All the while, the letters flew back and forth between Kick on the one side and Billy and various members of the aristocratic cousinhood on the other. The previous autumn Kick had been in Scotland for the Perth races. Now Jean Ogilvy sent word that their group had again gathered at Cortachy Castle. Andrew had been there with Debo Mitford. Billy had also been in attendance, but, sadly, without the girl to whom he persisted in considering himself informally engaged. That, even after Kick had returned to the U.S., Chatsworth continued to perceive her as a threat was suggested by the duke’s ongoing laments about his son’s romance. Following a lengthy September 23, 1939, conversation with Eddy Devonshire at a luncheon at the Spanish Embassy in London, Chips Channon recorded in his diary: “He is obdurate about his son Billy Hartington’s engagement to Miss Kennedy; he will not budge; the Kennedy alliance is not to his liking; he has an anti-catholic mania, and has forbidden the match.”
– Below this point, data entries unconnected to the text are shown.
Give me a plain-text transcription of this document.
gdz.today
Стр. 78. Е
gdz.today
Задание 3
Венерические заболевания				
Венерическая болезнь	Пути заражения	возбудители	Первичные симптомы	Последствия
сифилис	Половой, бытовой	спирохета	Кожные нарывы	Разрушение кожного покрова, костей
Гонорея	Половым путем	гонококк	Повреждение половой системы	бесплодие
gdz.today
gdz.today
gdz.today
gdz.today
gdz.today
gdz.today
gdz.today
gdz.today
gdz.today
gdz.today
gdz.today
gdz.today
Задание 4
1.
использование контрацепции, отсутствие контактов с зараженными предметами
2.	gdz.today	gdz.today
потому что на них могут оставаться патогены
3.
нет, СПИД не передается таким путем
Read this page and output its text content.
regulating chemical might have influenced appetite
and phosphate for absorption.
Nancy Astor wrote to Kick of a house party at Cliveden at which Billy, in a departure from his usual pointed avoidance of those raucous occasions, astonished everyone by suddenly joining Andrew, Jakie, and the rest. “They bemoaned your absence,” Lady Astor reported in an apparent effort to banish any fears on Kick’s part that she might already have been forgotten. “They tried to be cheerful and succeeded in part, but it was very difficult.” At other times, Kick’s old friends reacted with palpable delight to the merest mention of her name. In a subsequent letter, Nancy Astor noted that when her niece Dinah Brand heard Kick alluded to in conversation, the girl’s “face lighted up and her little ears stood straight on end like a rabbit’s.” So the connection with Britain that Kick still felt, the abiding belief that it was, in Jean Ogilvy’s phrase, where her real life and real friends were, was not just the product of a young person’s fanciful imagination. The cousinhood persisted in feeling that she belonged there as well.
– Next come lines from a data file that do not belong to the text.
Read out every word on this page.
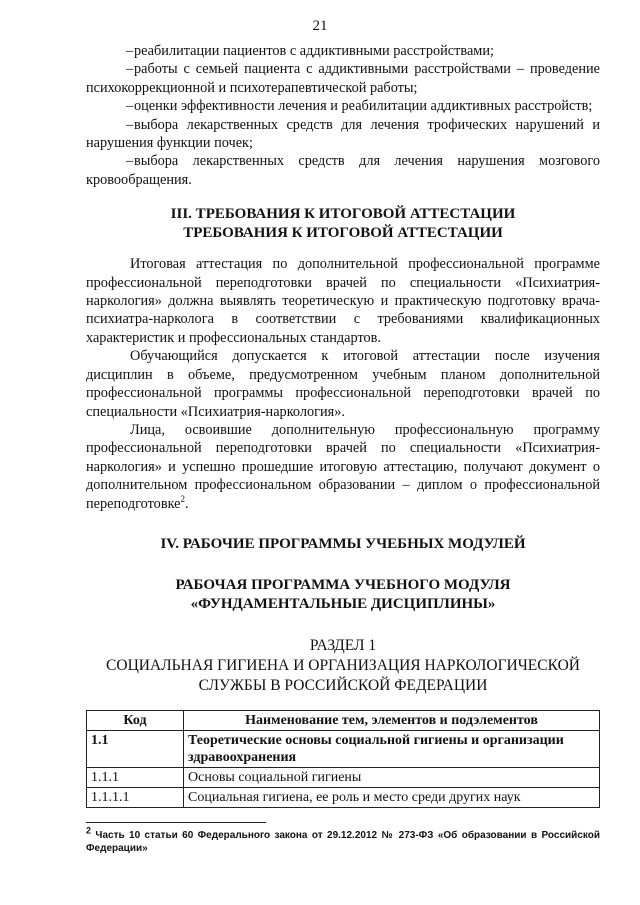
21

– реабилитации пациентов с аддиктивными расстройствами;

– работы с семьей пациента с аддиктивными расстройствами – проведение психокоррекционной и психотерапевтической работы;

– оценки эффективности лечения и реабилитации аддиктивных расстройств;

– выбора лекарственных средств для лечения трофических нарушений и нарушения функции почек;

– выбора лекарственных средств для лечения нарушения мозгового кровообращения.

III. ТРЕБОВАНИЯ К ИТОГОВОЙ АТТЕСТАЦИИ

ТРЕБОВАНИЯ К ИТОГОВОЙ АТТЕСТАЦИИ

Итоговая аттестация по дополнительной профессиональной программе профессиональной переподготовки врачей по специальности «Психиатрия-наркология» должна выявлять теоретическую и практическую подготовку врача-психиатра-нарколога в соответствии с требованиями квалификационных характеристик и профессиональных стандартов.

Обучающийся допускается к итоговой аттестации после изучения дисциплин в объеме, предусмотренном учебным планом дополнительной профессиональной программы профессиональной переподготовки врачей по специальности «Психиатрия-наркология».

Лица, освоившие дополнительную профессиональную программу профессиональной переподготовки врачей по специальности «Психиатрия-наркология» и успешно прошедшие итоговую аттестацию, получают документ о дополнительном профессиональном образовании – диплом о профессиональной переподготовке$^2$.

IV. РАБОЧИЕ ПРОГРАММЫ УЧЕБНЫХ МОДУЛЕЙ

РАБОЧАЯ ПРОГРАММА УЧЕБНОГО МОДУЛЯ

«ФУНДАМЕНТАЛЬНЫЕ ДИСЦИПЛИНЫ»

РАЗДЕЛ 1

СОЦИАЛЬНАЯ ГИГИЕНА И ОРГАНИЗАЦИЯ НАРКОЛОГИЧЕСКОЙ

СЛУЖБЫ В РОССИЙСКОЙ ФЕДЕРАЦИИ

Код	Наименование тем, элементов и подэлементов
1.1	Теоретические основы социальной гигиены и организации здравоохранения
1.1.1	Основы социальной гигиены
1.1.1.1	Социальная гигиена, ее роль и место среди других наук
$^2$ Часть 10 статьи 60 Федерального закона от 29.12.2012 № 273-ФЗ «Об образовании в Российской Федерации»
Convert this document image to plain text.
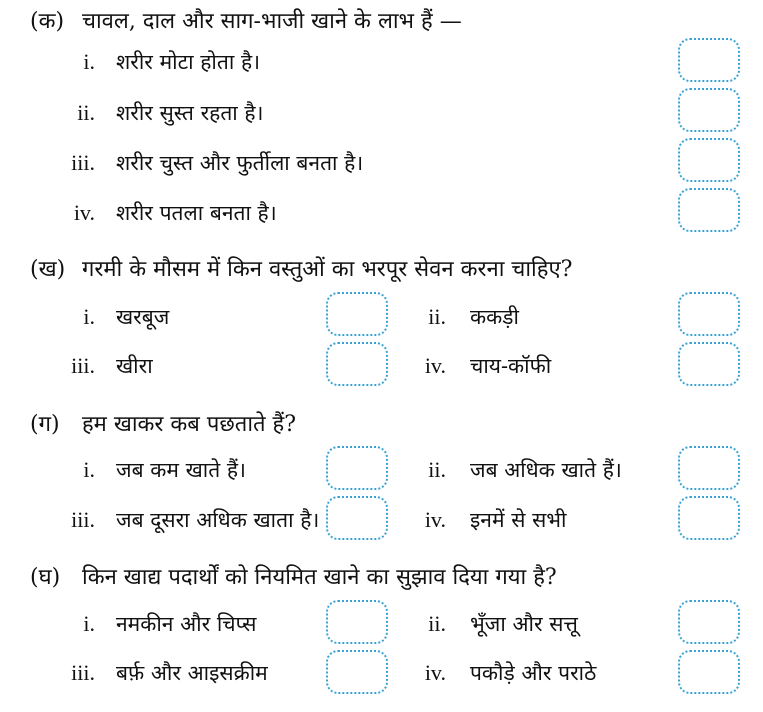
(क) चावल, दाल और साग-भाजी खाने के लाभ हैं —
i. शरीर मोटा होता है।
ii. शरीर सुस्त रहता है।
iii. शरीर चुस्त और फुर्तीला बनता है।
iv. शरीर पतला बनता है।
(ख) गरमी के मौसम में किन वस्तुओं का भरपूर सेवन करना चाहिए?
i. खरबूज	ii. ककड़ी
iii. खीरा	iv. चाय-कॉफी
(ग) हम खाकर कब पछताते हैं?
i. जब कम खाते हैं।	ii. जब अधिक खाते हैं।
iii. जब दूसरा अधिक खाता है।	iv. इनमें से सभी
(घ) किन खाद्य पदार्थों को नियमित खाने का सुझाव दिया गया है?
i. नमकीन और चिप्स	ii. भूँजा और सत्तू
iii. बर्फ़ और आइसक्रीम	iv. पकौड़े और पराठे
Immeasurably exacerbating Kick’s frustration during this period was that the imminent bombing cited by her father as the reason she must leave London at once had failed to materialize. At a moment when Britain had been tensely geared up to defend itself; when there had been predictions of more than two hundred thousand British air raid casualties during the war’s first twenty-four hours alone; when countless additional hospital beds had been readied, and the mass evacuation of women and children from London and other cities undertaken, a strange, unsettling sense of anticlimax had ensued.